RePPL: Recalibrating Perplexity by Uncertainty in Semantic Propagation and Language Generation for Explainable QA Hallucination Detection
Yiming Huang, Junyan Zhang, Zihao Wang, Biquan Bie, Yunzhong Qiu, Xuming Hu, Yi R. Fung, Xinlei He
TL;DR
RePPL addresses hallucinations in large language models by recalibrating uncertainty from two sources: semantic-propagation uncertainty captured via token attribution across sampled generations (InnerPPL) and language-generation uncertainty via token confidences (OuterPPL). The two components are combined multiplicatively into a final RePPL score, yielding both strong detection performance and token-level explanations of hallucination triggers.
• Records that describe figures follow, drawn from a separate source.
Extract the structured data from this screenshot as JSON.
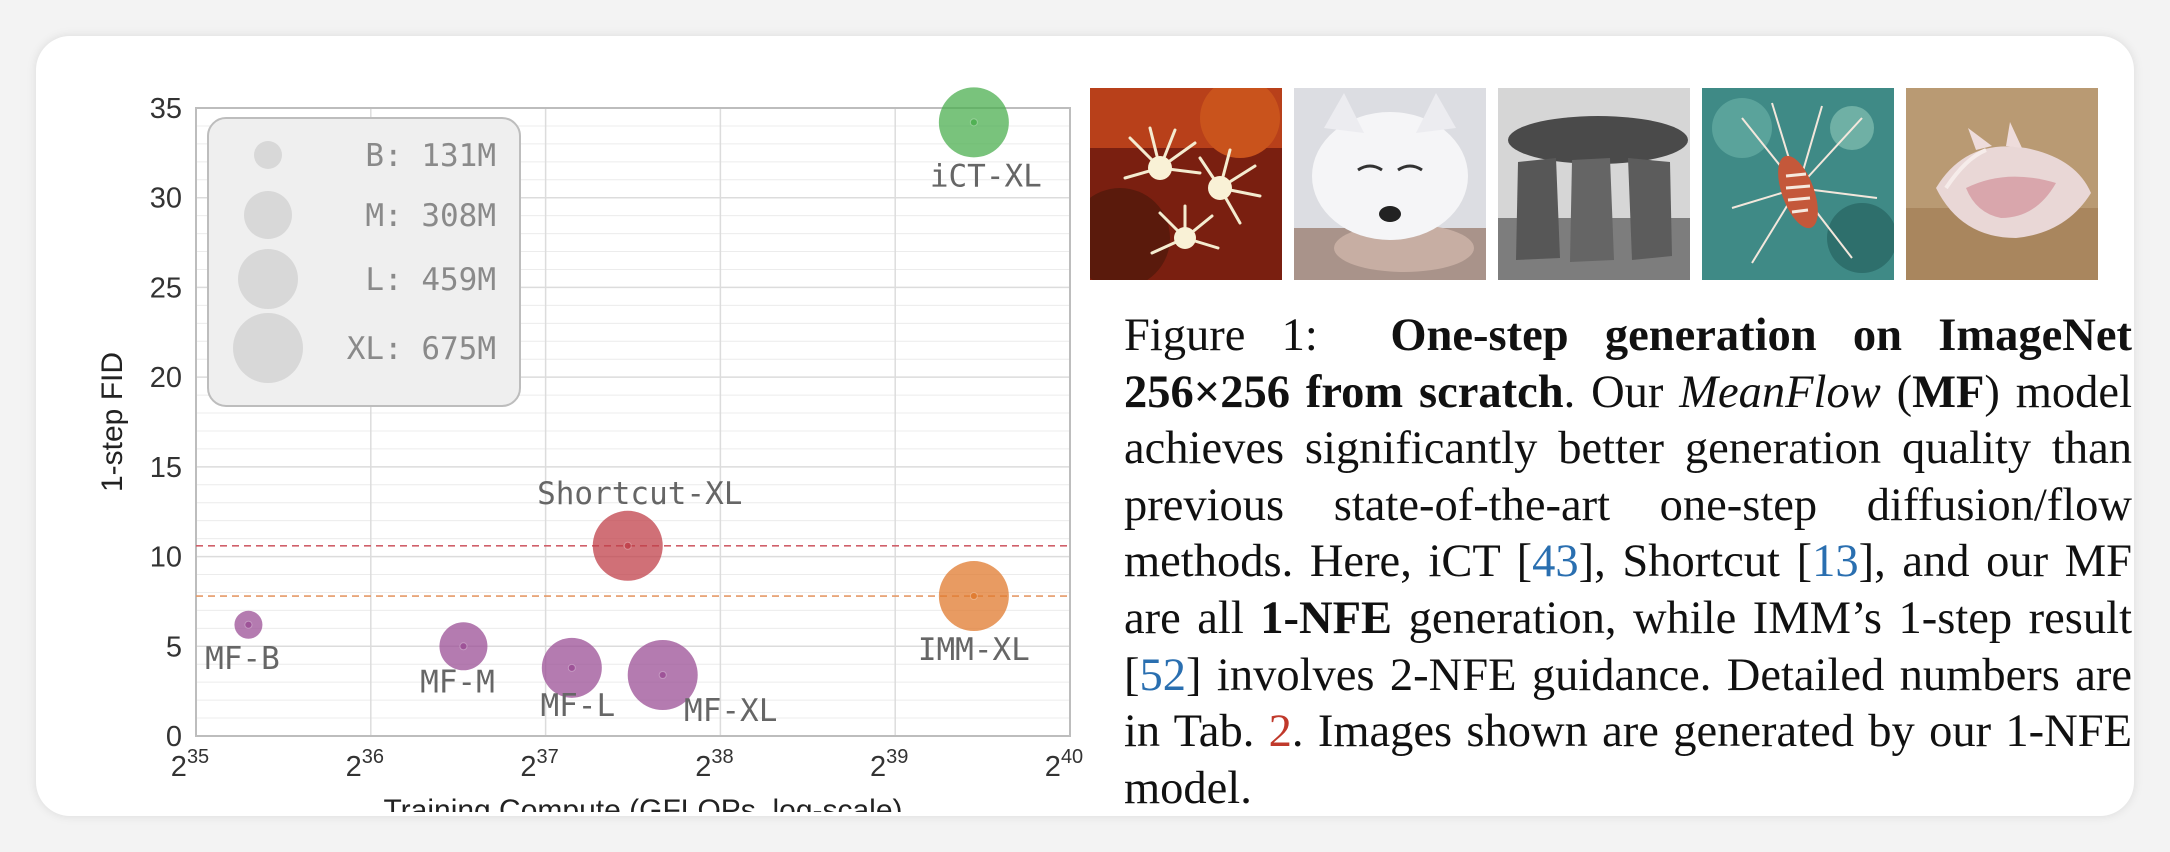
{
  "chart_data": {
    "type": "scatter",
    "xlabel": "Training Compute (GFLOPs, log-scale)",
    "ylabel": "1-step FID",
    "x_scale": "log2",
    "xlim_exp": [
      35,
      40
    ],
    "ylim": [
      0,
      35
    ],
    "yticks": [
      0,
      5,
      10,
      15,
      20,
      25,
      30,
      35
    ],
    "xticks": [
      {
        "base": "2",
        "exp": "35",
        "v": 35
      },
      {
        "base": "2",
        "exp": "36",
        "v": 36
      },
      {
        "base": "2",
        "exp": "37",
        "v": 37
      },
      {
        "base": "2",
        "exp": "38",
        "v": 38
      },
      {
        "base": "2",
        "exp": "39",
        "v": 39
      },
      {
        "base": "2",
        "exp": "40",
        "v": 40
      }
    ],
    "grid": true,
    "points": [
      {
        "name": "MF-B",
        "x_exp": 35.3,
        "y": 6.2,
        "size": "B",
        "color": "#9b4f96"
      },
      {
        "name": "MF-M",
        "x_exp": 36.53,
        "y": 5.0,
        "size": "M",
        "color": "#9b4f96"
      },
      {
        "name": "MF-L",
        "x_exp": 37.15,
        "y": 3.8,
        "size": "L",
        "color": "#9b4f96"
      },
      {
        "name": "MF-XL",
        "x_exp": 37.67,
        "y": 3.4,
        "size": "XL",
        "color": "#9b4f96"
      },
      {
        "name": "Shortcut-XL",
        "x_exp": 37.47,
        "y": 10.6,
        "size": "XL",
        "color": "#c0404a"
      },
      {
        "name": "IMM-XL",
        "x_exp": 39.45,
        "y": 7.8,
        "size": "XL",
        "color": "#e07a2e"
      },
      {
        "name": "iCT-XL",
        "x_exp": 39.45,
        "y": 34.2,
        "size": "XL",
        "color": "#4caf50"
      }
    ],
    "hlines": [
      {
        "y": 10.6,
        "color": "#d0606a"
      },
      {
        "y": 7.8,
        "color": "#e59a68"
      }
    ],
    "legend": {
      "placement": "top-left",
      "entries": [
        {
          "label": "B: 131M",
          "size": "B"
        },
        {
          "label": "M: 308M",
          "size": "M"
        },
        {
          "label": "L: 459M",
          "size": "L"
        },
        {
          "label": "XL: 675M",
          "size": "XL"
        }
      ]
    }
  },
  "caption": {
    "figure_label": "Figure 1:",
    "title_bold": "One-step generation on ImageNet 256×256 from scratch",
    "p1": ". Our ",
    "meanflow_italic": "MeanFlow",
    "p2": " (",
    "mf_bold": "MF",
    "p3": ") model achieves significantly better generation quality than previous state-of-the-art one-step diffusion/flow methods. Here, iCT [",
    "cite1": "43",
    "p4": "], Shortcut [",
    "cite2": "13",
    "p5": "], and our MF are all ",
    "nfe_bold": "1-NFE",
    "p6": " generation, while IMM’s 1-step result [",
    "cite3": "52",
    "p7": "] involves 2-NFE guidance. Detailed numbers are in Tab. ",
    "tab_ref": "2",
    "p8": ". Images shown are generated by our 1-NFE model."
  },
  "images": [
    {
      "subject": "sea-anemone"
    },
    {
      "subject": "arctic-fox"
    },
    {
      "subject": "stone-dolmen"
    },
    {
      "subject": "lionfish"
    },
    {
      "subject": "seashell"
    }
  ]
}
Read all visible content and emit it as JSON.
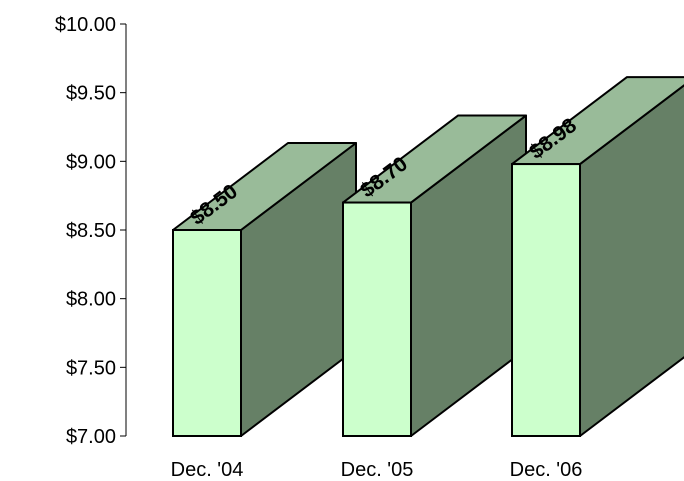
{
  "chart_data": {
    "type": "bar",
    "categories": [
      "Dec. '04",
      "Dec. '05",
      "Dec. '06"
    ],
    "values": [
      8.5,
      8.7,
      8.98
    ],
    "data_labels": [
      "$8.50",
      "$8.70",
      "$8.98"
    ],
    "ylim": [
      7.0,
      10.0
    ],
    "yticks": [
      10.0,
      9.5,
      9.0,
      8.5,
      8.0,
      7.5,
      7.0
    ],
    "ytick_labels": [
      "$10.00",
      "$9.50",
      "$9.00",
      "$8.50",
      "$8.00",
      "$7.50",
      "$7.00"
    ],
    "grid": false,
    "legend": false,
    "colors": {
      "front": "#ccffcc",
      "top": "#99bb99",
      "side": "#668066",
      "edge": "#000000"
    }
  }
}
Empirical results on four QA datasets across multiple instruction-tuned models show an average AUC of approximately 0.833 for all-datasets, outperforming several baselines and providing robust, explainable uncertainty signals. The work advances explainable QA hallucination detection and offers a practical, non-parametric approach suitable for zero-shot analysis with interpretable token-level cues.
Abstract
Large Language Models (LLMs) have become powerful, but hallucinations remain a vital obstacle to their trustworthy use. Previous works improved the capability of hallucination detection by measuring uncertainty. But they can not explain the provenance behind why hallucinations occur, particularly in identifying which part of the inputs tends to trigger hallucinations. Recent works on the prompt attack indicate that uncertainty exists in semantic propagation, where attention mechanisms gradually fuse local token information into high-level semantics across layers. Meanwhile, uncertainty also emerges in language generation, due to its probability-based selection of high-level semantics for sampled generations. Based on that, we propose RePPL to recalibrate uncertainty measurement by these two aspects, which dispatches explainable uncertainty scores to each token and aggregates in Perplexity-style Log-Average form as a total score. Experiments show that it achieves the best comprehensive detection performance across various QA datasets on advanced models (average AUC of 0.833), and it is capable of producing token-level uncertainty scores as explanations of hallucination.